After our divorce, my husband sneered and threw an old pillow at me. When I opened it to wash it, I was stunned by what was inside.

There was nothing in his house that belonged to me except a few clothes and an old pillow I always slept with.

 

As I was dragging my suitcase out the door, Héctor threw a pillow at me sarcastically: “Take it and wash it. I’m sure it’ll fall apart.” I grabbed the pillow with a heavy heart. It was really old; the cover was faded, yellowish, and torn.

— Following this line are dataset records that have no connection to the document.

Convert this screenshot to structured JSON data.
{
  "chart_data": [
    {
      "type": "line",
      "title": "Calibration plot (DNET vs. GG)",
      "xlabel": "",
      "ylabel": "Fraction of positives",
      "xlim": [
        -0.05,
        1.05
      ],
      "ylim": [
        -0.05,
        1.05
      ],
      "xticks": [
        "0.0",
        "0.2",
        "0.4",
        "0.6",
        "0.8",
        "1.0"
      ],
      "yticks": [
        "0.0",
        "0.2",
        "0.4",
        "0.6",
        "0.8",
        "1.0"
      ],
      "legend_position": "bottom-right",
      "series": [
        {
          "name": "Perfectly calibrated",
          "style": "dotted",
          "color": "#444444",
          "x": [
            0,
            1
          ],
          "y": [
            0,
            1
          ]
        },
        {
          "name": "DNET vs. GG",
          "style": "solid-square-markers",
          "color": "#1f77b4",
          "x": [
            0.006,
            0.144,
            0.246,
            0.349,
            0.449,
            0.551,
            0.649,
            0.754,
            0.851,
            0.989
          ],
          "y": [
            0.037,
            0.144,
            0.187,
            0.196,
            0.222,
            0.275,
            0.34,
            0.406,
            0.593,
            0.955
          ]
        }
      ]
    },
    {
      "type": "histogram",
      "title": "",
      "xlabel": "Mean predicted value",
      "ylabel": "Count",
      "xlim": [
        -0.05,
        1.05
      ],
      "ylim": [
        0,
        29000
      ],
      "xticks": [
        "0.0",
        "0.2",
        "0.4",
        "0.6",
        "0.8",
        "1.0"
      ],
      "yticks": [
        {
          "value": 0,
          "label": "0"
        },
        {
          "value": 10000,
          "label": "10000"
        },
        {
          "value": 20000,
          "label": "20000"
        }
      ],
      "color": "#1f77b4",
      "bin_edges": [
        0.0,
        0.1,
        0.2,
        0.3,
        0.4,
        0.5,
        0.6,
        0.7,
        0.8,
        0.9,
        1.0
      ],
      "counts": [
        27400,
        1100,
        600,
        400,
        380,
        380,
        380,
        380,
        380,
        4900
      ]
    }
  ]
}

It was a pillow I brought from my mother’s house in a small town in Oaxaca when I was studying there, and I kept it when I became his wife because I had trouble sleeping without it.

He complained often, but I stopped her. I left that house in silence.

I returned to my rented room and sat stunned, staring at the pillow. Thinking about his sarcastic words, I decided to take off the pillowcase to wash it, at least to make it clean and so I could sleep soundly that night, free from painful memories.

Unzipping the pillowcase, I felt something strange. Inside the soft, cotton fluff was something lumpy. I reached in and froze. It was a small paper package, carefully wrapped in a nylon bag.

I opened it with trembling hands. Inside was a stack of 500-peso bills and a sheet of paper folded in four.

I opened the card. My mother’s familiar, shaky, uncertain handwriting appeared: “Child, this is the money I saved for you in case of emergency. I hid it in your pillow because I was afraid you’d be too proud to accept it. Whatever happens, don’t suffer for a man, my dear. I love you.”

The Best Birthing School

My tears streamed onto the yellowed paper. I remembered that on my wedding day, my mother had given me a pillow and told me it was very soft so I could sleep well.